Has OW ever considered adding logs that weren't English, but might be easy to transcribe?
The important factor is who will fund the extensive scanning required to get the pictures to transcribe. In Phases I and II (defined by launching/greatly improving our interface), all of our scans were purchased from the Royal Navy archives, based on funding from the UK. And they used logs that were relatively easy to transcribe on purpose as a "starter" project (which we finished in a third of the time they expected it to take.
) Phase III (current) is funded by NOAA grants, with archive-quality scans being funded/done by NARA (US Archives.) Neither funding source is interested in foreign ship logs.
Everyone knows these logs are much more difficult, but we are trying to get easier ones from the archives to give newbies a good starter ship, such as Albatross 1890. The answer to getting non-English logs done is to find the funding and scanning ability from an agency with interest in that nationality's logs.
We knew these logs were going to be quite a bit harder than the ones we're used to, and we've had some serious debates in the science team about whether it was worth the effort. But we are in no doubt - these are the logs we need to be looking at - we're not inflicting all this trouble on you for no reason.
If you've got 48 seconds to spare, watch the video at http://vimeo.com/43723075. It's a bit frenetic (and it goes backwards in time) but it does show the observations that we've currently got - that's what we're using to understand how the climate varies and changes over decades and centuries. If you look at the North Pacific, you'll see that in the nineteenth and early twentieth centuries there are almost no observations, and that's a big problem - Pacific climate variability matters to a lot of people. That's why Kevin is currently shivering up in the Chukchi sea and it's why we're asking you to battle with these more challenging logs. We need these observations even more than we needed the RN WW1 ones.
When we did the Royal Navy logs we knew what they all looked like when we started building the website. The US logs are older, more variable, and we're finding the logs and building the website at the same time. This makes Arfon and Stuart's job much harder, and that makes it harder for us all. It will get better - but it's always going to be a different challenge from the old version.

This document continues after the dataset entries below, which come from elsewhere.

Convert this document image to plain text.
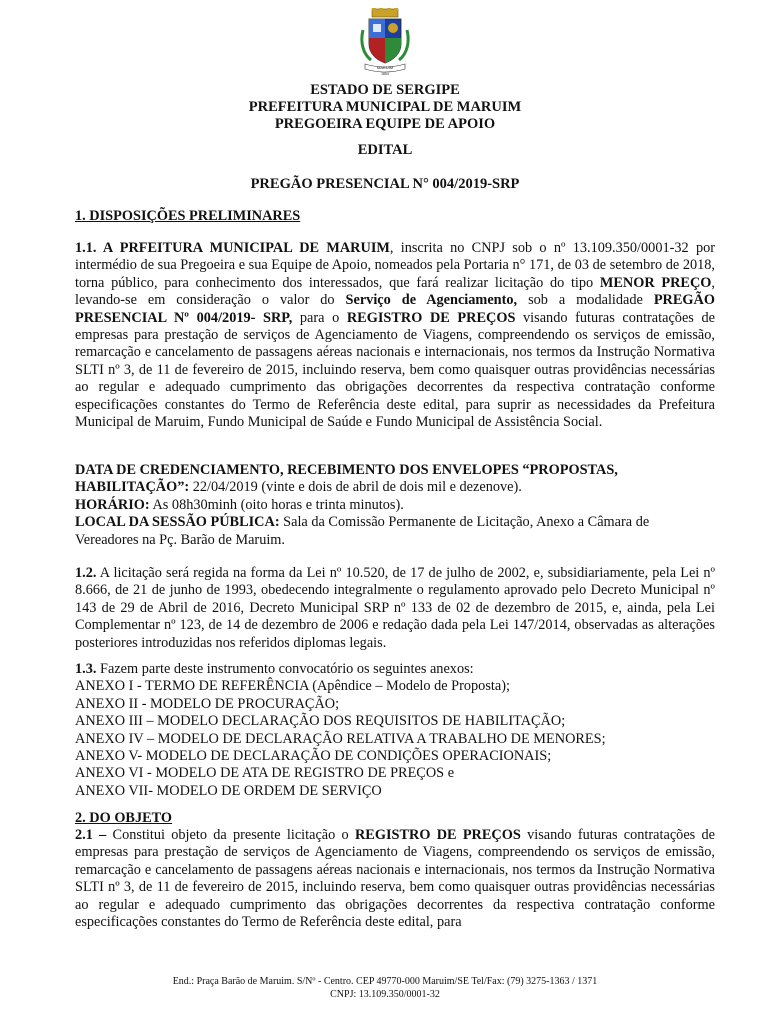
MARUIM
1854
ESTADO DE SERGIPE
PREFEITURA MUNICIPAL DE MARUIM
PREGOEIRA EQUIPE DE APOIO
EDITAL
PREGÃO PRESENCIAL N° 004/2019-SRP
1. DISPOSIÇÕES PRELIMINARES
1.1. A PRFEITURA MUNICIPAL DE MARUIM, inscrita no CNPJ sob o nº 13.109.350/0001-32 por intermédio de sua Pregoeira e sua Equipe de Apoio, nomeados pela Portaria n° 171, de 03 de setembro de 2018, torna público, para conhecimento dos interessados, que fará realizar licitação do tipo MENOR PREÇO, levando-se em consideração o valor do Serviço de Agenciamento, sob a modalidade PREGÃO PRESENCIAL Nº 004/2019- SRP, para o REGISTRO DE PREÇOS visando futuras contratações de empresas para prestação de serviços de Agenciamento de Viagens, compreendendo os serviços de emissão, remarcação e cancelamento de passagens aéreas nacionais e internacionais, nos termos da Instrução Normativa SLTI nº 3, de 11 de fevereiro de 2015, incluindo reserva, bem como quaisquer outras providências necessárias ao regular e adequado cumprimento das obrigações decorrentes da respectiva contratação conforme especificações constantes do Termo de Referência deste edital, para suprir as necessidades da Prefeitura Municipal de Maruim, Fundo Municipal de Saúde e Fundo Municipal de Assistência Social.
DATA DE CREDENCIAMENTO, RECEBIMENTO DOS ENVELOPES “PROPOSTAS, HABILITAÇÃO”: 22/04/2019 (vinte e dois de abril de dois mil e dezenove).
HORÁRIO: As 08h30minh (oito horas e trinta minutos).
LOCAL DA SESSÃO PÚBLICA: Sala da Comissão Permanente de Licitação, Anexo a Câmara de Vereadores na Pç. Barão de Maruim.
1.2. A licitação será regida na forma da Lei nº 10.520, de 17 de julho de 2002, e, subsidiariamente, pela Lei nº 8.666, de 21 de junho de 1993, obedecendo integralmente o regulamento aprovado pelo Decreto Municipal nº 143 de 29 de Abril de 2016, Decreto Municipal SRP nº 133 de 02 de dezembro de 2015, e, ainda, pela Lei Complementar nº 123, de 14 de dezembro de 2006 e redação dada pela Lei 147/2014, observadas as alterações posteriores introduzidas nos referidos diplomas legais.
1.3. Fazem parte deste instrumento convocatório os seguintes anexos:
ANEXO I - TERMO DE REFERÊNCIA (Apêndice – Modelo de Proposta);
ANEXO II - MODELO DE PROCURAÇÃO;
ANEXO III – MODELO DECLARAÇÃO DOS REQUISITOS DE HABILITAÇÃO;
ANEXO IV – MODELO DE DECLARAÇÃO RELATIVA A TRABALHO DE MENORES;
ANEXO V- MODELO DE DECLARAÇÃO DE CONDIÇÕES OPERACIONAIS;
ANEXO VI - MODELO DE ATA DE REGISTRO DE PREÇOS e
ANEXO VII- MODELO DE ORDEM DE SERVIÇO
2. DO OBJETO
2.1 – Constitui objeto da presente licitação o REGISTRO DE PREÇOS visando futuras contratações de empresas para prestação de serviços de Agenciamento de Viagens, compreendendo os serviços de emissão, remarcação e cancelamento de passagens aéreas nacionais e internacionais, nos termos da Instrução Normativa SLTI nº 3, de 11 de fevereiro de 2015, incluindo reserva, bem como quaisquer outras providências necessárias ao regular e adequado cumprimento das obrigações decorrentes da respectiva contratação conforme especificações constantes do Termo de Referência deste edital, para
End.: Praça Barão de Maruim. S/Nº - Centro. CEP 49770-000 Maruim/SE Tel/Fax: (79) 3275-1363 / 1371
CNPJ: 13.109.350/0001-32
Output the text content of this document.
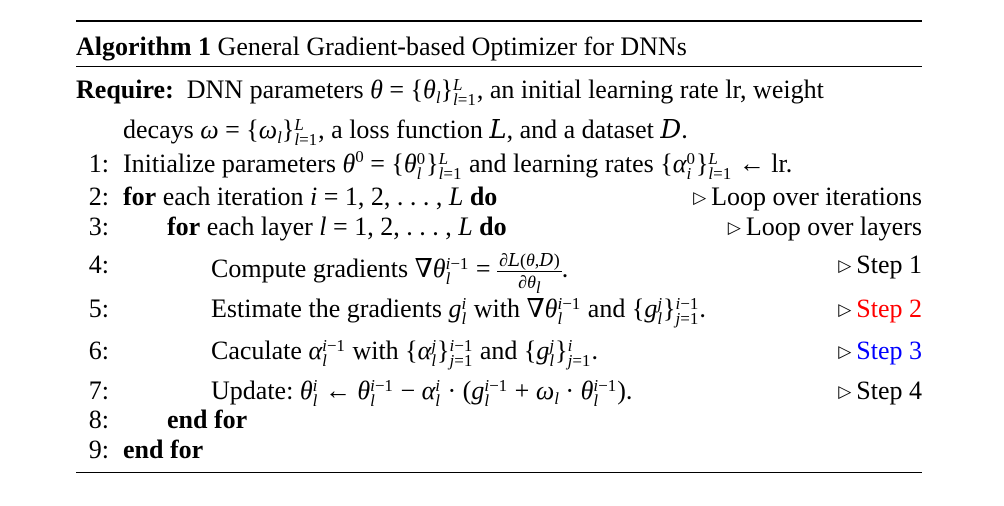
Algorithm 1 General Gradient-based Optimizer for DNNs
Require: DNN parameters $\theta = \{\theta_l\}$ L
l=1 , an initial learning rate lr, weight
decays $\omega = \{\omega_l\}$ L
l=1 , a loss function L, and a dataset D.
1: Initialize parameters $\theta^0 = \{\theta$ 0
l } L
l=1 and learning rates {α 0
i } L
l=1 ← lr.
2: for each iteration i = 1, 2, . . . , L do	▷ Loop over iterations
3: for each layer l = 1, 2, . . . , L do	▷ Loop over layers
4:	Compute gradients ∇θ i−1
$l = \frac{\partial L(\theta,D)}{\partial\theta_l}$ .	▷ Step 1
5:	Estimate the gradients g i
l with ∇θ i−1
l and {g j
l } i−1
j=1 .	▷ Step 2
6:	Caculate α i−1
l with {α j
l } i−1
j=1 and {g j
l } i
j=1 .	▷ Step 3
7:	Update: θ i
l ← θ i−1
l − α i
l · (g i−1
$l + \omega_l \cdot \theta$ i−1
l ).	▷ Step 4
8: end for
9: end for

So there's a strong science payoff for all the hassle, and almost certainly some fascinating new stories and history - certainly I'm expecting more strange and unexpected events to occur in these logs. Remember also that it's not a race - relax: if the site's misbehaving, knock off for a tot of rum (or a Devon cream tea), it'll still be there when you return. And rest assured that we hear what you're saying and we're trying hard to put up lots of really interesting and valuable logs, and to knock the bugs out of the user interface.